Straight lines $AC$ and $BD$ (brace borders) have resp. equations :
$$\begin{cases}x_1(a-x)+y_1(b-x)-(a-x)(b-x)&=&0\\x_1(a-x)+y_1(b-x)+(x^2-ab)&=&0\end{cases}$$
(where $x_1,y_1$ are the generic coordinates).
The shortest distances from the origin $O$ to lines $AC$ and $BD$ are resp. :
$$d_1=\frac{(b-x)(a-x)}{\sqrt{(a-x)^2+(b-x)^2}}, \ d_2=\frac{ab-x^2}{\sqrt{(a-x)^2+(b-x)^2}}$$
(see formula here).
Therefore the distance between the two lines $AC$ and $BD$ is the difference $d_2-d_1$, which must be equal to $c$ :
$$\frac{(a+b)x-2x^2}{\sqrt{(a-x)^2+(b-x)^2}}=c$$
Squaring it, we get the following 4th degree equation :
$$\underbrace{((a+b)x-2x^2)^2-c^2((a-x)^2+(b-x)^2)}_{f(x)}=0,\tag{1}$$
$x$ being one of its roots.
Examples :
- If we take $a=3,b=2$ and $c=0.3$ (see graphical representation of $f$ below), we get the roots :
$$x \approx -0.216, \ 0.217, \ 2.457, \ 2.542$$

The second root (and this one only) is the right one.
- If we take $a=b=3$ and $c=0.5$, we get the roots :
$$x = -\frac{\sqrt{2}}{4}, \ \frac{\sqrt{2}}{4}, \ 3 \ \text{(double root)}$$
Here as well, the second root is the right one.

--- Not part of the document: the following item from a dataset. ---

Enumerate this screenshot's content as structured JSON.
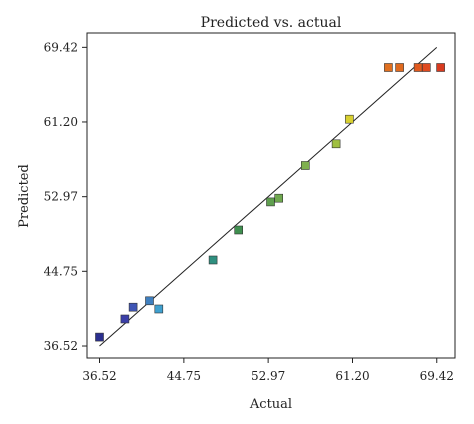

Second solution : Consider the following figure featuring the north-eastern part of the internal rectangle :

Angle $\theta$ is found in 3 places, allowing us to write two equations :
$$\begin{cases}x \cos(\theta)+x \sin(\theta)&=&c\\ \tan(\theta)&=&\frac{b-x}{a-x}\end{cases}.$$
Out of these two equations, one can choose
$$b \cos(\theta)-a \sin(\theta)=c \frac{\cos(\theta)-\sin(\theta)}{\cos(\theta)+\sin(\theta)}$$
that can be solved by taking half-angle formulas
$$\cos(\theta)=\frac{1-t^2}{1+t^2}, \ \sin(\theta)=\frac{2t}{1+t^2} \ \ \text{where} \ \ t:=\tan(\theta/2)$$
giving rise... to a fourth degree equation.